13 thoughts on ““In this world, there is no place . . .”

  1. The opportunity for virtually uncontrolled freedom of thought and expression is still possible through blogs. If they weren’t powerful tools, prominent countries would’t give a fig about controlling internet access.

  2. I’ve always been a late bloomer:0).

    Also, because of this blog- i know people all over the country.
    And i love them.. you.

    Like- Ron?
    I have been contemplating your email to me all week and i have no good answer, no words for reply that can convey how helpless i feel in not being able to help you out. I guess i just have to keep cheering you on from the sidelines and whispering prayers for your continued strength of character to shine through.

  3. The blog archipelago. Many people still have and build them. Facebook is totalitarian, and so is Twitter to a lesser than 140 character extent.

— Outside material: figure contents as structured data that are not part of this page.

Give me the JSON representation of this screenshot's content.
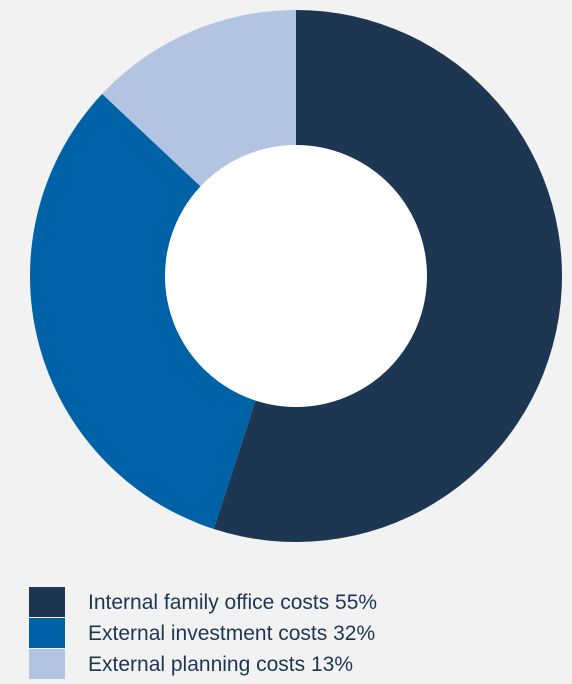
{
  "chart_data": {
    "type": "pie",
    "variant": "donut",
    "title": "",
    "slices": [
      {
        "label": "Internal family office costs",
        "value": 55,
        "display": "Internal family office costs 55%",
        "color": "#1d3652"
      },
      {
        "label": "External investment costs",
        "value": 32,
        "display": "External investment costs 32%",
        "color": "#0062a6"
      },
      {
        "label": "External planning costs",
        "value": 13,
        "display": "External planning costs 13%",
        "color": "#b2c4e2"
      }
    ],
    "legend_position": "bottom-left"
  },
  "colors": {
    "background": "#f2f2f3",
    "hole": "#ffffff",
    "text": "#1d3652"
  }
}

  4. Amba, how do you know all the things you know?
    Wow.

    And not simply the place, but the concept and connection… connception?

  5. Call it Lindisfarne.

    This is why I like blogs. Books will continue to hold a special place in my heart, but they don’t provide the quick link to something unexpected and more that is possible in a blog. I knew nothing of Lindisfarne when I made my pilgrimage over to Ambiance this morning, and tonight I return with a picture, a poem, and a new awareness of a place and a “connception”! .

    A causeway connects the island to the mainland of Northumberland and is flooded twice a day by tides – something well described by Sir Walter Scott:

    For with the flow and ebb, its style
    Varies from continent to isle;
    Dry shod o’er sands, twice every day,
    The pilgrims to the shrine find way;
    Twice every day the waves efface
    Of staves and sandalled feet the trace.

  6. I thought of Lindisfarne the English Folk band from the 60s and 70s. Now I see that she meant an offshore island complete with a low tide causeway which is cool. I knew of two others: Mont St. Michel (Fr) and St. Michael’s Mount off Cornwall. How many others are there?